A comunidade judaica de Ruão é muito antiga; por debaixo do Palácio de
Justiça da cidade foi encontrada uma construção do tempo dos Romanos que parece
ter sido uma sinagoga ou uma escola hebraica. Ao longo dos séculos a comunidade
teve os seus altos e baixos, o pior momento terá sido o da expulsão dos judeus
de França em 1394, por Carlos VI, o rei bem-amado que enlouqueceu, castigo de
Deus pela decisão iníqua. Nos séculos XVI e XVII a França foi um dos destinos
dos judeus portugueses expulsos do reino ou foragidos das perseguições da
Inquisição: Bordéus, Tolosa e Ruão foram os principais destinos.

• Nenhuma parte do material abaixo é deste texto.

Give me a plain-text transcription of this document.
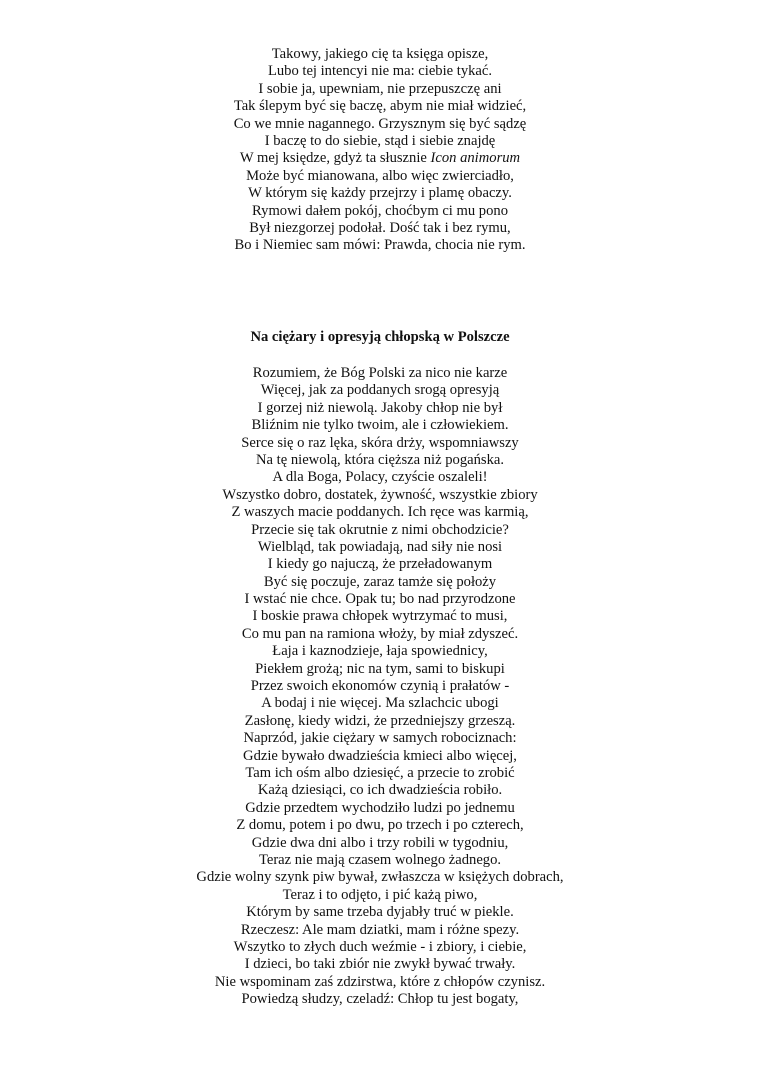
Takowy, jakiego cię ta księga opisze,
Lubo tej intencyi nie ma: ciebie tykać.
I sobie ja, upewniam, nie przepuszczę ani
Tak ślepym być się baczę, abym nie miał widzieć,
Co we mnie nagannego. Grzysznym się być sądzę
I baczę to do siebie, stąd i siebie znajdę
W mej księdze, gdyż ta słusznie Icon animorum
Może być mianowana, albo więc zwierciadło,
W którym się każdy przejrzy i plamę obaczy.
Rymowi dałem pokój, choćbym ci mu pono
Był niezgorzej podołał. Dość tak i bez rymu,
Bo i Niemiec sam mówi: Prawda, chocia nie rym.
Na ciężary i opresyją chłopską w Polszcze
Rozumiem, że Bóg Polski za nico nie karze
Więcej, jak za poddanych srogą opresyją
I gorzej niż niewolą. Jakoby chłop nie był
Bliźnim nie tylko twoim, ale i człowiekiem.
Serce się o raz lęka, skóra drży, wspomniawszy
Na tę niewolą, która cięższa niż pogańska.
A dla Boga, Polacy, czyście oszaleli!
Wszystko dobro, dostatek, żywność, wszystkie zbiory
Z waszych macie poddanych. Ich ręce was karmią,
Przecie się tak okrutnie z nimi obchodzicie?
Wielbląd, tak powiadają, nad siły nie nosi
I kiedy go najuczą, że przeładowanym
Być się poczuje, zaraz tamże się położy
I wstać nie chce. Opak tu; bo nad przyrodzone
I boskie prawa chłopek wytrzymać to musi,
Co mu pan na ramiona włoży, by miał zdyszeć.
Łaja i kaznodzieje, łaja spowiednicy,
Piekłem grożą; nic na tym, sami to biskupi
Przez swoich ekonomów czynią i prałatów -
A bodaj i nie więcej. Ma szlachcic ubogi
Zasłonę, kiedy widzi, że przedniejszy grzeszą.
Naprzód, jakie ciężary w samych robociznach:
Gdzie bywało dwadzieścia kmieci albo więcej,
Tam ich ośm albo dziesięć, a przecie to zrobić
Każą dziesiąci, co ich dwadzieścia robiło.
Gdzie przedtem wychodziło ludzi po jednemu
Z domu, potem i po dwu, po trzech i po czterech,
Gdzie dwa dni albo i trzy robili w tygodniu,
Teraz nie mają czasem wolnego żadnego.
Gdzie wolny szynk piw bywał, zwłaszcza w księżych dobrach,
Teraz i to odjęto, i pić każą piwo,
Którym by same trzeba dyjabły truć w piekle.
Rzeczesz: Ale mam dziatki, mam i różne spezy.
Wszytko to złych duch weźmie - i zbiory, i ciebie,
I dzieci, bo taki zbiór nie zwykł bywać trwały.
Nie wspominam zaś zdzirstwa, które z chłopów czynisz.
Powiedzą słudzy, czeladź: Chłop tu jest bogaty,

No século XX,
os judeus de Ruão foram deportados durante a ocupação alemã e a maioria deles
nunca mais voltou. Depois da independência de Marrocos, Tunísia e Argélia, nos
anos 50 e 60, muitos judeus sefarditas, originários de Espanha e Portugal,
imigraram para França, onde fizeram crescer as comunidades locais, entre as
quais a de Ruão. Os judeus de origem portuguesa ainda hoje são recordados pela
comunidade judaica local com carinho e admiração. Existe na cidade uma Rua dos
Judeus, próxima do Palácio de Justiça e uma Sinagoga moderna situada na Rue des
Bons Enfants. Do tempo da passagem de Vieira não resta nada.